For plenty of people, a park populated by thousands of flying insects sounds more like a nightmare than a fun day out. But the concept becomes more appealing when it’s revealed that those bugs are all fireflies, whose bioluminescent properties make for a stunning visual display. The city of Wuhan in China’s Hubei province boasts such a firefly-themed park. At East Lake Peony Garden, visitors are invited to get up close and personal with thousands of the light-up creatures.

To make the existence of such a park possible, organizers imported 10,000 fireflies from neighboring Jiangxi province. Once the esteemed guests arrived, they were distributed among five distinct areas: a “zero-distance contact zone,” an observation zone, a flying zone, a larval breeding zone, and a “science popularization” area. The park also hosts specialized activities like dinosaur exhibits, camping festivals, family-friendly walks, and wilderness training programs for children—all amid the nighttime glow of the fireflies (or lightning bugs, if you prefer).

Due to fireflies’ need to hibernate in their larval stage during the winter months, their presence has to be a seasonal one. Wuhan’s firefly park opened for the first time this past May, with a crowd of approximately 5000 eager visitors hoping for a light show.

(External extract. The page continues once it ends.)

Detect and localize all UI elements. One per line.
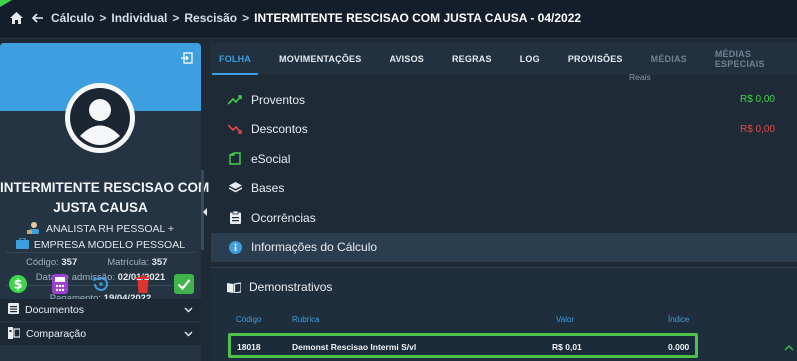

Chinese residents in particular might be drawn to the firefly park to see a natural experience that has grown increasingly rare over the years, as air pollution and environmental changes have caused the insect population to diminish. This appreciation, however, might have dire consequences for the fireflies themselves. Conservationists claim that any firefly attractions that rely on insects caught in the wild and transported to a habitat other than their own may lead to species endangerment. The harsh artificial lights and loud noises of human civilization can upset the firefly population, not to mention the potential harm done by visitors attempting to surreptitiously catch themselves a souvenir. As with so much of nature’s beauty, fireflies might be another thing best observed in the wild.